Husband? This scruffy skivvy was the lady of the house? Jesus, my ma was right when she said real toffs didn’t waste money on clothes. We continued in silence and I was grateful when the front door bell rang. Mrs Adelman scuttled upstairs to answer it, flinging her cardigan off as she went and shouting for me to ‘bring some drinks up’ after her. I poured out a
selection of drinks, helping myself to a hefty glug of champagne before placing the glasses on a tray and taking them upstairs. It was a gloomy house and I wove through the rabbit warren of oak panelling following the sound of voices which eventually led to the dining room. At first glance I thought that this must be a bizarre fancy dress party. A couple of women wearing the same striped outfit as Mrs Adelman were watching delightedly as an elderly man in a jacket and trousers made from identical fabric to the women’s licked the black leather jackboots of an equally decrepit SS officer. I hadn’t noticed the yellow star on Mrs Adelman’s dress before as her cardigan had hidden it from view, but seeing it now made me suddenly realize that the sinister theme of this little soirée was Nazis and Concentration Camp Victims.

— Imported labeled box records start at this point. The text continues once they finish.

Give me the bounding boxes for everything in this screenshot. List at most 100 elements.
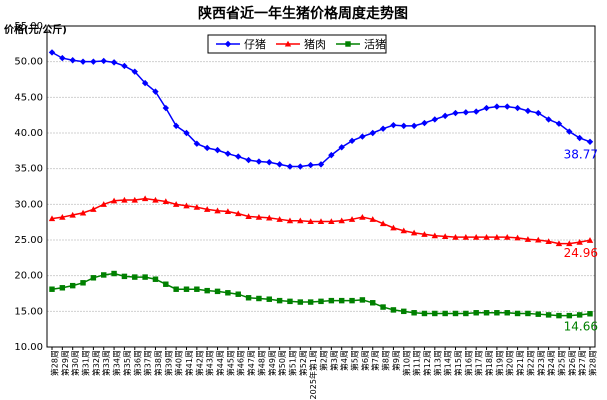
point — [369, 216, 376, 222]
x-tick-label: 第3周 — [329, 350, 339, 371]
y-tick-label: 45.00 — [14, 92, 43, 103]
point — [338, 144, 345, 151]
point — [172, 122, 180, 130]
point — [121, 62, 128, 70]
point — [48, 49, 56, 56]
point — [297, 299, 304, 305]
y-tick-label: 20.00 — [14, 271, 43, 282]
point — [317, 161, 325, 168]
x-tick-label: 第20周 — [505, 350, 515, 376]
point — [276, 216, 283, 222]
legend-label: 猪肉 — [304, 38, 326, 51]
point — [59, 54, 66, 62]
point — [493, 233, 501, 240]
point — [401, 308, 407, 315]
point — [566, 240, 573, 247]
point — [163, 281, 169, 287]
x-tick-label: 第12周 — [422, 350, 432, 376]
point — [380, 304, 386, 310]
x-tick-label: 第40周 — [174, 350, 184, 376]
point — [359, 133, 366, 140]
point — [100, 201, 107, 207]
data-label: 38.77 — [564, 147, 598, 161]
point — [441, 233, 449, 239]
x-tick-label: 第49周 — [267, 350, 277, 376]
point — [276, 297, 283, 304]
x-tick-label: 第47周 — [246, 350, 256, 376]
point — [255, 158, 263, 165]
x-tick-label: 第36周 — [132, 350, 142, 376]
point — [566, 312, 573, 319]
x-tick-label: 2025年第1周 — [308, 350, 318, 399]
point — [338, 217, 345, 224]
point — [307, 161, 314, 169]
x-tick-label: 第22周 — [525, 350, 535, 376]
point — [49, 286, 55, 292]
point — [90, 206, 97, 212]
point — [90, 58, 97, 65]
point — [524, 236, 532, 242]
point — [349, 297, 355, 304]
point — [462, 233, 470, 240]
point — [535, 236, 542, 243]
series-line — [51, 51, 591, 168]
point — [586, 237, 594, 243]
point — [110, 197, 118, 204]
x-tick-label: 第37周 — [143, 350, 153, 376]
point — [452, 310, 459, 317]
point — [101, 272, 107, 278]
point — [421, 310, 428, 317]
point — [235, 153, 242, 160]
x-tick-label: 第21周 — [515, 350, 525, 376]
point — [69, 57, 76, 64]
x-tick-label: 第25周 — [556, 350, 566, 376]
point — [472, 233, 480, 240]
point — [472, 108, 480, 115]
point — [348, 137, 356, 145]
point — [545, 312, 552, 318]
point — [121, 196, 128, 203]
point — [286, 217, 294, 224]
point — [121, 273, 128, 280]
y-tick-label: 55.00 — [14, 21, 43, 32]
point — [410, 122, 418, 130]
point — [514, 104, 521, 112]
point — [545, 116, 552, 123]
point — [400, 227, 407, 234]
point — [204, 287, 210, 294]
point — [431, 116, 439, 123]
point — [110, 59, 118, 66]
legend-marker — [345, 41, 351, 47]
x-tick-label: 第15周 — [453, 350, 463, 376]
point — [504, 233, 511, 240]
data-label: 14.66 — [564, 319, 598, 333]
point — [255, 213, 263, 220]
point — [183, 286, 190, 292]
point — [256, 295, 262, 302]
x-tick-label: 第28周 — [588, 350, 598, 376]
x-tick-label: 第39周 — [163, 350, 173, 376]
point — [328, 151, 335, 159]
point — [379, 220, 387, 227]
x-tick-label: 第34周 — [112, 350, 122, 376]
point — [245, 156, 252, 164]
point — [90, 275, 97, 281]
point — [390, 121, 397, 129]
point — [286, 163, 294, 170]
y-tick-label: 30.00 — [14, 199, 43, 210]
x-tick-label: 第52周 — [298, 350, 308, 376]
point — [431, 232, 439, 239]
point — [462, 109, 470, 116]
point — [348, 216, 356, 222]
y-tick-label: 35.00 — [14, 164, 43, 175]
point — [483, 233, 490, 240]
point — [235, 291, 241, 297]
point — [390, 307, 397, 313]
point — [441, 112, 449, 120]
point — [307, 299, 314, 305]
point — [276, 161, 283, 168]
point — [555, 120, 563, 127]
point — [307, 218, 314, 225]
x-tick-label: 第13周 — [432, 350, 442, 376]
point — [473, 310, 479, 316]
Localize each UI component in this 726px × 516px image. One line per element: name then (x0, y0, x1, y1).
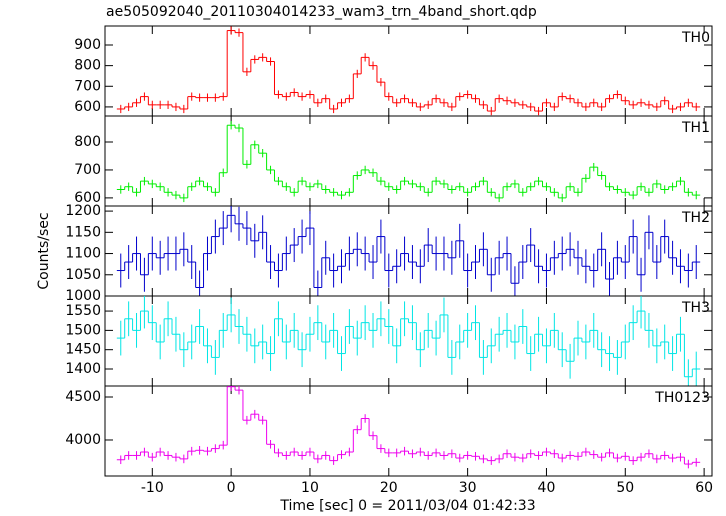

I stopped dead in my tracks, unsure of what to do or how to behave in such unsettling circumstances.

‘Would anybody like a drink?’ I heard my own voice saying as I shakily proffered my tray in the general direction of the group.

‘Ah, good evening, Paul,’ the man on the floor said, temporarily taking the heel of Himmler’s boot out of his mouth to smile up at me. ‘I’m Mr Adelman. Glad to see that you made it.’

‘Would you like a drink, Mr Adelman?’ My voice was beginning to make Minnie Mouse sound like a baritone.